“You can complain because roses have thorns, or you can rejoice because thorns have roses” –
ZIGGY, CHARACTER IN A COMIC STRIP BY TOM WILSON
All the good that you have in life is a “gift” that is given to you and cannot be taken for granted. Also, living with an attitude of gratitude really matters, not just for your moment to moment wellbeing but also in the long run.
Attitude of gratitude
Our language reflects our thoughts and our thoughts and words shape our future experiences. Grateful people use words like gifts, blessed, fortunate and blessings whereas less grateful people are more inclined towards words like burdens, deprivation and complaints. However, it is possible to shift our mindset and incline it towards positive emotions and move from self-critical talk to one that is supportive and nourishing.
There are many different ways of expressing gratitude- whether through a simple thank you, a card, a favour in return. No matter how you express it, just by doing this and noticing the moments when you feel gratitude rewires your brain for the better. Using your gratitude muscle repeatedly, expressing and accepting gratitude from others can strengthen your relationships and contribute to your wellbeing.
One of the most beautiful things about living a life filled with gratitude is having days when you realise that it is would enough just to be alive. On top of that, if we are able to live a good life, have a loving family, a body which is healthy, the gifts can keep adding up.
The flow of gifts
Think for a moment about your life’s “gifts”. This could be simple everyday pleasures, your loved ones and your relationships, natural beauty around you, your personal strengths or gestures of kindness. If you do not yet think of these as “gifts”, repeat the word “gift” or use a phrase “I have been gifted” whenever you notice these moments in your life.
At the same time, enrich the gift by savouring it, relishing the experience and enjoy it without taking it for granted. Notice any other unexpected gifts that have come your way. Think of yourself as the receiver as well as the channel for the gifts that you receive so that it may flow through you to others around you.
Here are five ways to train your brain to practice more gratitude:
1. Take time to notice what’s around you
Start by paying attention to the present moment. The more often that you tune into your awareness, the greater the chances that you will notice all the good that is around you to feel grateful for. Being mindful of all the opportunities that present itself every day allows us to generate gratitude just by noticing them.
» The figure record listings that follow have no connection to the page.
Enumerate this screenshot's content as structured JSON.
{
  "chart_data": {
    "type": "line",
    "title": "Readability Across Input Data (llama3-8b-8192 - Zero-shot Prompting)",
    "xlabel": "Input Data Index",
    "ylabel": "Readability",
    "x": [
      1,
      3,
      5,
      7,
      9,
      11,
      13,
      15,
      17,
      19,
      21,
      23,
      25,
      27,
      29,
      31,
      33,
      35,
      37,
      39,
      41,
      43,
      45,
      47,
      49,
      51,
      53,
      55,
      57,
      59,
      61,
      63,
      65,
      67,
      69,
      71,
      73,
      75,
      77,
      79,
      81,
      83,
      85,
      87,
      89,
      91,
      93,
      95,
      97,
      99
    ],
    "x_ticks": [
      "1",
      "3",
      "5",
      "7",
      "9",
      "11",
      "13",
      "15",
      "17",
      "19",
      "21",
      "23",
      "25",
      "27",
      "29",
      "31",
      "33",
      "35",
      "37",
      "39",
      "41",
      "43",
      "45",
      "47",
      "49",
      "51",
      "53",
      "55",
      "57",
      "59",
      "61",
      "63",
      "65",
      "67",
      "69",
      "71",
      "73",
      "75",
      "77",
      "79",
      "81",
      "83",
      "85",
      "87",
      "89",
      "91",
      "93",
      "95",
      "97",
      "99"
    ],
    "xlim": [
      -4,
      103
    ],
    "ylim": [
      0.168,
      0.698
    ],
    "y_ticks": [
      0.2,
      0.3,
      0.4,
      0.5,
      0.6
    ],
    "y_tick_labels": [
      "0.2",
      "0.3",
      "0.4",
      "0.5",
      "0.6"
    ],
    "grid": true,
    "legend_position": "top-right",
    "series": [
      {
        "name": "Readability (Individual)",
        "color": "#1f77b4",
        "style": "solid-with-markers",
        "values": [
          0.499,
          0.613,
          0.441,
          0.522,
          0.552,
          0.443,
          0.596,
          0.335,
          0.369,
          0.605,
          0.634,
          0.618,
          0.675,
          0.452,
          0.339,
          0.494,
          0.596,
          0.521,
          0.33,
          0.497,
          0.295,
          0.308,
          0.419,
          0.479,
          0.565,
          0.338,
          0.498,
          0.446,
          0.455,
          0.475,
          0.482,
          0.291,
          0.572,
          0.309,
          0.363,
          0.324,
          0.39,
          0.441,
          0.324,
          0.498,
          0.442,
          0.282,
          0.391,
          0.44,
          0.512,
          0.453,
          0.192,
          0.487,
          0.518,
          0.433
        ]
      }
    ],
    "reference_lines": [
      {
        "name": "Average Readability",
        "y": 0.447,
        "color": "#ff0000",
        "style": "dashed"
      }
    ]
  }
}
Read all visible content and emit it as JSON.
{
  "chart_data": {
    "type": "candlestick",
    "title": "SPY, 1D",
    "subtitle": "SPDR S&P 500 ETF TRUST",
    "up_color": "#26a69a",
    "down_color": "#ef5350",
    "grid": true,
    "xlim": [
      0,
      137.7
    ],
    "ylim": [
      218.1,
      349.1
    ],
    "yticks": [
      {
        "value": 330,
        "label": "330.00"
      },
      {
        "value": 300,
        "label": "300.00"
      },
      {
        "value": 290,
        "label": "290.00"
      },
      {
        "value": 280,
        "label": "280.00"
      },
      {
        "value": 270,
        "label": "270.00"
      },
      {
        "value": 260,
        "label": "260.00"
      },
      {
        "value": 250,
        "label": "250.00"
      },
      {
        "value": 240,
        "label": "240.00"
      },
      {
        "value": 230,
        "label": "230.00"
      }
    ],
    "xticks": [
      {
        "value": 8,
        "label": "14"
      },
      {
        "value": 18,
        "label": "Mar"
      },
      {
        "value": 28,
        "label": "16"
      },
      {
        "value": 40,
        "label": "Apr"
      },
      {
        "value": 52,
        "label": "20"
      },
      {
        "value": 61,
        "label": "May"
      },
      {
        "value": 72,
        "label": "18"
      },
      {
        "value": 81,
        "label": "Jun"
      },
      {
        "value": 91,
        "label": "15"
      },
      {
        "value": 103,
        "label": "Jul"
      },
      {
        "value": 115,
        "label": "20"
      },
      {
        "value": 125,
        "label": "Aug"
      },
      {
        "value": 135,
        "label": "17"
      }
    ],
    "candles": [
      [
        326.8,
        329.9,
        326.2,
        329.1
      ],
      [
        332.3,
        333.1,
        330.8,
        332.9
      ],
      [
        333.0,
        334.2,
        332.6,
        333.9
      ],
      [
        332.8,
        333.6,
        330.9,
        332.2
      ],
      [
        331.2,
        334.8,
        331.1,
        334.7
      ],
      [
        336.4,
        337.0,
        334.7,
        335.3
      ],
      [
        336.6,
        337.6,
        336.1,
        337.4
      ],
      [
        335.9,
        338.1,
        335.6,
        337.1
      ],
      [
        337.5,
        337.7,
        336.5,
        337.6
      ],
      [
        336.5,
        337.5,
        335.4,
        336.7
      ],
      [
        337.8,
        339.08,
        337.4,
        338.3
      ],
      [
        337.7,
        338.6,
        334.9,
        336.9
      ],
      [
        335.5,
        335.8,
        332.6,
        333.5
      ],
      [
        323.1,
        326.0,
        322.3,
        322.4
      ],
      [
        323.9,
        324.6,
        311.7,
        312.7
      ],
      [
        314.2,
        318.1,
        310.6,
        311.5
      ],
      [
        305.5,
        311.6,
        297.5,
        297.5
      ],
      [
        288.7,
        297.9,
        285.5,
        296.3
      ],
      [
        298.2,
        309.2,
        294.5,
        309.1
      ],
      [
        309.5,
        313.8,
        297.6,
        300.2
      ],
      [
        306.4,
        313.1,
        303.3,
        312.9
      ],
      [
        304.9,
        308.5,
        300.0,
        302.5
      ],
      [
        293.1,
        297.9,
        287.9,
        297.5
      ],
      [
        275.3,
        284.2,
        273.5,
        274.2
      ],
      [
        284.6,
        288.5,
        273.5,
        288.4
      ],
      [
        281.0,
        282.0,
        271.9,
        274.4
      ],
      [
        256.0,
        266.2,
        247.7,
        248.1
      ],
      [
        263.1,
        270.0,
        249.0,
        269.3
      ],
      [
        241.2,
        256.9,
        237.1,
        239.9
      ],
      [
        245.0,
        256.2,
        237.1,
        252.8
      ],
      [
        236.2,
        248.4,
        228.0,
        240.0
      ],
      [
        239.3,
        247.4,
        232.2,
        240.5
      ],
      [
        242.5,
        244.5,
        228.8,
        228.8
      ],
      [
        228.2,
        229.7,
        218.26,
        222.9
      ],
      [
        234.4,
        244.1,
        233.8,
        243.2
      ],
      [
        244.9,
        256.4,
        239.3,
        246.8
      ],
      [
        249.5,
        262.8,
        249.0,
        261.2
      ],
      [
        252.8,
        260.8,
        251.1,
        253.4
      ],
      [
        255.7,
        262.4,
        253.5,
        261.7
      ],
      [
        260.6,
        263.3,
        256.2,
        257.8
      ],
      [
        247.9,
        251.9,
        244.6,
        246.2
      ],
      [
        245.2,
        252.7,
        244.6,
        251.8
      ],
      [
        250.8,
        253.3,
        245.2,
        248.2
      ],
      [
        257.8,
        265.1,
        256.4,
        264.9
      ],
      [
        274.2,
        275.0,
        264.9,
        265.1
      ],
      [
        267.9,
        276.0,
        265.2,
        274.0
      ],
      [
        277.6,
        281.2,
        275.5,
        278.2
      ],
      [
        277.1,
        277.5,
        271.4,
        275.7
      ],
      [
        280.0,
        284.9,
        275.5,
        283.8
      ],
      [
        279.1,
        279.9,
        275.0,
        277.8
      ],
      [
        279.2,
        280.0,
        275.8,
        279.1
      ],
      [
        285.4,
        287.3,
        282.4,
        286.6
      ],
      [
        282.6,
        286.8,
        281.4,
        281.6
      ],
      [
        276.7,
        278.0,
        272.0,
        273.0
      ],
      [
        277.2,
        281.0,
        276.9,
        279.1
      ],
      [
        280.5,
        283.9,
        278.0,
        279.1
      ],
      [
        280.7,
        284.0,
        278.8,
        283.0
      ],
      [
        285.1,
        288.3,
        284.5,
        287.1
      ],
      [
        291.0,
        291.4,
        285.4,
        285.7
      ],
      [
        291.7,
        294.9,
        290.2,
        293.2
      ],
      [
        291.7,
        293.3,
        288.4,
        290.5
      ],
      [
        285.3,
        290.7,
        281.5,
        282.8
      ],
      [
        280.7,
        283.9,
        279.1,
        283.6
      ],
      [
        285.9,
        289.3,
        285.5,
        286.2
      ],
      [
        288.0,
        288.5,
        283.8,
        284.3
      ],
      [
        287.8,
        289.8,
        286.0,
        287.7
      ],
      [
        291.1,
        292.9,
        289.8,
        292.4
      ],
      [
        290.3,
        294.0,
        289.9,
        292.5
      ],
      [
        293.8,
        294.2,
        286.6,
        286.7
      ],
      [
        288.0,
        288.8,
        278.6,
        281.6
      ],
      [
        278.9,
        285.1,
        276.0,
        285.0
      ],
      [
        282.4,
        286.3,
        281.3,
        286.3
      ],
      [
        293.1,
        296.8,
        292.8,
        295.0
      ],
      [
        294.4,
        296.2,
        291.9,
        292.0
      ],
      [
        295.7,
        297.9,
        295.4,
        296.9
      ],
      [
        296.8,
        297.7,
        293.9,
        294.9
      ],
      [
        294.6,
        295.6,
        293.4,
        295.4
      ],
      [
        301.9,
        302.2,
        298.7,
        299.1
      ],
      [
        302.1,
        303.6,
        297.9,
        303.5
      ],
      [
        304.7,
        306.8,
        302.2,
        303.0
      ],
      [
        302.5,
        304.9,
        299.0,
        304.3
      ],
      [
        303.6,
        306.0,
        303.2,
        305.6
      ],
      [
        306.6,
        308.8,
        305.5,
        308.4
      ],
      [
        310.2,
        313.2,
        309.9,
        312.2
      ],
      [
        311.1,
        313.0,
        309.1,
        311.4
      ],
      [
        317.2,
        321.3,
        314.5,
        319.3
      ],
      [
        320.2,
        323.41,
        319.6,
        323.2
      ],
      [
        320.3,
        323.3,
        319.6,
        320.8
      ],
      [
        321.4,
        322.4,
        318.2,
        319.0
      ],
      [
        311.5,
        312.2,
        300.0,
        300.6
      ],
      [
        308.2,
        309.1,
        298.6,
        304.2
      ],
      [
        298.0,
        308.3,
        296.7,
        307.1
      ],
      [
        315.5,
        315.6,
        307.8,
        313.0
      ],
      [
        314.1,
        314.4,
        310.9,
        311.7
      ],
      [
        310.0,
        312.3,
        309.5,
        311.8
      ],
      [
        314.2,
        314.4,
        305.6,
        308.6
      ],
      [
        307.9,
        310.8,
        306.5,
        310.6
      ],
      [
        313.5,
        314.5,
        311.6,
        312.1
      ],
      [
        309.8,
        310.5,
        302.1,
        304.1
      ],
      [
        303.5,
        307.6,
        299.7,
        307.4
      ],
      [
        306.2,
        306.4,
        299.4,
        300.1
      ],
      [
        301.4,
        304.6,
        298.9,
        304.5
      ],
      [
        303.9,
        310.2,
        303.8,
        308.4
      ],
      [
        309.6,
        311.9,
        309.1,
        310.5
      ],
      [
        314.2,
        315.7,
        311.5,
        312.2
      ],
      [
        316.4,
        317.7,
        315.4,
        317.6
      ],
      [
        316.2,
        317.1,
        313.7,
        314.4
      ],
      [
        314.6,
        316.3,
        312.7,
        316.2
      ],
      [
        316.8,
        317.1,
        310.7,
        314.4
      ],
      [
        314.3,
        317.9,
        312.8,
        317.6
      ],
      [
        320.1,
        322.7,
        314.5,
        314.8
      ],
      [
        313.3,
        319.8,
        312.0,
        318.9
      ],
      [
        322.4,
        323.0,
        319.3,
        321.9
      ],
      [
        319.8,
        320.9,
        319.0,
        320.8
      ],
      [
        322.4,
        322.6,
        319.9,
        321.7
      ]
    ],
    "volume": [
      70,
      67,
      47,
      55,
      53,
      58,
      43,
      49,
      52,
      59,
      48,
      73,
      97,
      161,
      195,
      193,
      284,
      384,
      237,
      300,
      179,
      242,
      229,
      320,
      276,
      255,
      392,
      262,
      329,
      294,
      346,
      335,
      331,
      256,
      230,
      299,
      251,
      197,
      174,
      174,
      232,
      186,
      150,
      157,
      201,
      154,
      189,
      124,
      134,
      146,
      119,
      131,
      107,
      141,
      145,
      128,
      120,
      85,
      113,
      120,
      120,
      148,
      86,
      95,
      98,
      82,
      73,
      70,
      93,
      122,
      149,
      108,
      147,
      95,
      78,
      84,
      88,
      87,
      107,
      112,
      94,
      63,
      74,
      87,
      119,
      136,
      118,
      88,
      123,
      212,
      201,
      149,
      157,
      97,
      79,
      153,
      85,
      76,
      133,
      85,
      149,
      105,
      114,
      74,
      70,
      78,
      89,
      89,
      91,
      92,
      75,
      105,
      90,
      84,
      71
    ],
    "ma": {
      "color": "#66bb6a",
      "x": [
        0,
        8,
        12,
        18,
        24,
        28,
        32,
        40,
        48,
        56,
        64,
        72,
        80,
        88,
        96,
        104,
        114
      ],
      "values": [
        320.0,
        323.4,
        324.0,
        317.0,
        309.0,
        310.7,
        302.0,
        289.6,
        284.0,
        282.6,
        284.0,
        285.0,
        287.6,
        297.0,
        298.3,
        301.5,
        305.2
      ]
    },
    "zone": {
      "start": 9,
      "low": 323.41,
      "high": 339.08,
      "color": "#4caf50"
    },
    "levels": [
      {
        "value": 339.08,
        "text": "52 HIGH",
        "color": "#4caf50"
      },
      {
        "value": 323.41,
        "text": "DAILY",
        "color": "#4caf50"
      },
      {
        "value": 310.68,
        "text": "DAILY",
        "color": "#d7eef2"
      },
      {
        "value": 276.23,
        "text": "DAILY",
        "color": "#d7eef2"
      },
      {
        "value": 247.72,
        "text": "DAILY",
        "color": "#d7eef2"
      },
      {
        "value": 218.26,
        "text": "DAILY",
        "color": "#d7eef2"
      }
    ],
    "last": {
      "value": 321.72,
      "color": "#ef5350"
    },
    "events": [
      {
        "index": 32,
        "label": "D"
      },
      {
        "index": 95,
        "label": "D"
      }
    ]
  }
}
2. Practice gratitude for the little things
It is easy to remember to be grateful for the big things and occasions in our life- like getting married, graduation, but it can be more difficult to feel grateful for all the little things that we do every day. By finding opportunities to feel grateful for in the small moments makes our life a more fulfilling and enriching experience.
3. Share Your Gratitude with Others
Research has found that expressing gratitude can strengthen relationships. So the next time your acquaintance, friend or family member does something you appreciate, be sure to let them know.
4. Use your Senses
Our senses—the ability to touch, see, smell, taste, and hear—help us to appreciate and tune in to the miraculous gifts we walk around with each day. Seen through the lens of gratitude, the human body is an amazing construction but also a gift.
5. Go through the motions
Grateful motions include smiling, saying thank you and writing letters of gratitude to others. By doing this, you will be able to trigger the emotions of gratitude more often.
Growing in gratitude
Training our minds to practice gratitude more often is possible if we are mindful of ourselves, each other, and our environment. However, it does not require a lot of time, a special journal, to go on a retreat to do so. All you need is a greater awareness of what you already have in your life rather than focusing only on what you do not.
These are some things that you need to keep in mind
Be receptive to all the good that you have in your life without feeling that you should deserve or work towards it
Learn to accept the good in your life without feeling indebted, embarrassed or inferior
Have the grace to recognise that the gift has been given freely out of compassion, generosity and love even if you have not worked towards it or feel like you deserve it.
Lastly, realise that no one can feel grateful all the time. Even when you know it is good for you it is not possible to be grateful at all times. Acknowledge how you feel and continue to find ways to pay attention to your life.
Make healthier choices
And finally, research shows that grateful people have fewer health complaints. More importantly, practicing gratitude allows us to deal with health issues in a more effective manner. One of the primary mechanisms by which this takes place is by moving us from a sympathetic (fight or flight) nervous system mode to a parasympathetic (rest and digest) nervous system mode. In this manner, having a practice of gratitude can help calm the body and contribute to an overall feeling of relaxation.
However, for me, the most important benefit of practicing gratitude is that it also encourages us to fuel our bodies with nourishing foods and put in place healthy boundaries and self care practices like regular movement and rest. In other words, grateful people are better equipped to engage in healthy activities and prevent more serious health issues in the long run.